ESPECTáCULOS › OPINION

Apuntes de un torbellino festivalero

 Por Fernando D´addario

En las redacciones de los diarios porteños sorprendió que el programa Folklorísimo midiera más que La cornisa, de Luis Majul. En la dosis de sorna que acompañaba esa sorpresa se revelaba (más que la chicana doméstica de la pequeña patria periodística) un reflejo de la mirada centralista y sesgada que se tiene de la vida cultural de las provincias. Años de Julio Mahárbiz y de eslóganes patrioteros expuestos en nombre del folklore erosionaron el umbral de tolerancia de la sensibilidad porteña, educada con pretensiones cosmopolitas. Hace ya nueve años, quien escribe estas líneas asumió como un castigo que lo mandaran a cubrir las nueve lunas de Cosquín. ¿Qué habría hecho mal? Con carnet rockero al día y un desconocimiento absoluto de los códigos telúricos, el choque inicial fue bravo: hubo que lidiar con la caracterización del llamado Tifón de Arequito (la por entonces adolescente Soledad) y aprender de memoria el árbol genealógico de la familia Carabajal, tareas –ambas– más apropiadas para antropólogos que para cronistas inexpertos.
Colegas del interior, lógicamente más avezados, guiaron enseguida al novato por los márgenes de esa argentinidad exacerbada. Había un submundo coscoíno, poblado de peñas alternativas, espíritu under, madrugadas con cabrito y vino tinto, zapadas guitarreras, atardeceres con melancia (receta cordobesa) y amaneceres tentadores en el río. Muy pronto, aquella primera percepción de “submundo” cambió su marco visual: el mundo real empezaba a ser ése, y el que se montaba en la Plaza Próspero Molina no era más que una burda puesta en escena para la tele, una maqueta de criollismo artificial. Despejada la sensación de “castigo profesional”, el primer impulso post coscoíno fue preguntar al amigo y colega de La Nación: ¿Dónde es el próximo festival?
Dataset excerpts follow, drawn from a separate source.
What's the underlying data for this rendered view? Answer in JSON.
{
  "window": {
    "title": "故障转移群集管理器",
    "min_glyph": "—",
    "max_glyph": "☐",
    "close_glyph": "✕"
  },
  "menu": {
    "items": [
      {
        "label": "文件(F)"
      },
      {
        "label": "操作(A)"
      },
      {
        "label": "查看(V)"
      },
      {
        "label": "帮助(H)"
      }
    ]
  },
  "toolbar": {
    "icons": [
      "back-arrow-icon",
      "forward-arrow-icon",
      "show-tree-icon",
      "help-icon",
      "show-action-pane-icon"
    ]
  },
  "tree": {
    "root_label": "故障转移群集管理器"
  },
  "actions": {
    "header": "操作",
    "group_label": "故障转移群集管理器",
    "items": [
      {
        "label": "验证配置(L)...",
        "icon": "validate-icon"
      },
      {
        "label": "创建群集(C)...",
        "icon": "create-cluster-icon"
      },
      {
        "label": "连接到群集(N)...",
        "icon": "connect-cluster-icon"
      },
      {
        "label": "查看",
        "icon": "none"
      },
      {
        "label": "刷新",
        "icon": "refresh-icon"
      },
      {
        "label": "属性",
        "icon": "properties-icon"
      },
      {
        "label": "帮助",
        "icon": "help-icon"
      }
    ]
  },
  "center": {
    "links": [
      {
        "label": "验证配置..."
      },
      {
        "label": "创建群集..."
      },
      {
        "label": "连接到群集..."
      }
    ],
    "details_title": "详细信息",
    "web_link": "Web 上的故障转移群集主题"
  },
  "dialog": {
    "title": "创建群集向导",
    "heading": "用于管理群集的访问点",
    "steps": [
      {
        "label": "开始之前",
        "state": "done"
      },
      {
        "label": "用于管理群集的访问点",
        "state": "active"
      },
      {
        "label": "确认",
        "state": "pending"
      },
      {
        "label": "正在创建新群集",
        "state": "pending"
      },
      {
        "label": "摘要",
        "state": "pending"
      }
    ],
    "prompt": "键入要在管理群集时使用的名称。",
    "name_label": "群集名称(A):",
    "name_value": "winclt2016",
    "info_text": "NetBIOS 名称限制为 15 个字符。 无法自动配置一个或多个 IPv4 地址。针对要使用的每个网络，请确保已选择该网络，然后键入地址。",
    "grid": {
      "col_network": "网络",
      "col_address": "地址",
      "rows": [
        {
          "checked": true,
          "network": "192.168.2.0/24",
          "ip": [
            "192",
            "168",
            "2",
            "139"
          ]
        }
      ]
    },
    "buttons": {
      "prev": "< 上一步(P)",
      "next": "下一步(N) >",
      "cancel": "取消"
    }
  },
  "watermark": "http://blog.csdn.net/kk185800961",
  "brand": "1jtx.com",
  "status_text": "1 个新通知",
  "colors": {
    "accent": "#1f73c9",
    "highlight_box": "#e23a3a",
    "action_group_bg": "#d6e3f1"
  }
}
La inquietud derivó en un torbellino inmanejable. La agenda se llenó de números telefónicos con diez cifras, y las salidas de fin de semana, antes destinadas a festipunks en Cemento y misas rockeras en Stadium, empezaron a girar alrededor de nombres como “La Chaya” (La Rioja), “Serenata de Cafayate” (Salta), “Fiesta Nacional de la Avicultura” (Santa María del Valle de Punilla), “La Salamanca” (La Banda, Santiago del Estero), etc. Las propuestas más insólitas de cobertura eran bienvenidas, y no precisamente por vocación periodística.
En los últimos tiempos, con el hígado ya resignado a la heterodoxia gastronómica (el sello distintivo de esos festivales es la comida), un nuevo evento redobló la apuesta: la Fiesta del Chancho Asado con Pelo. Unas diez mil personas disfrutan todos los años de este bacanal agropecuario en San Andrés de Giles. Hay carreras de autos a piolín, desfile de carruajes, elección de La Buena Moza, taba, sapo y pulpería; también una programación musical ecléctica e interesante, aunque difícil de apreciar: las células sensibles del organismo sólo responden a los impulsos gustativos del chanchipán, para luego sumergirse en otras variantes al plato de la anatomía porcina y neutralizar cualquier foco de atención alternativa. No es para cualquiera.
La cartelera veraniega ofrece, lejos del vip de Punta del Este y de la sobredosis farandulera de Mar del Plata, opciones que basan su legitimidad en aplicaciones más simples de lo que se entiende como la “buena vida”: una ronda interminable de mate amargo en el río, la asistencia perfecta a la peña de los Coplanacu en Cosquín, el descubrimiento de los Valles Calchaquíes con música de Cuchi Leguizamón y poesía de Manuel J. Castilla. Durante el año, las urgencias porteñas parecen diluir ese estado de suspensión temporal, pero en enero vuelve, inevitable, como un mandato de la Salamanca.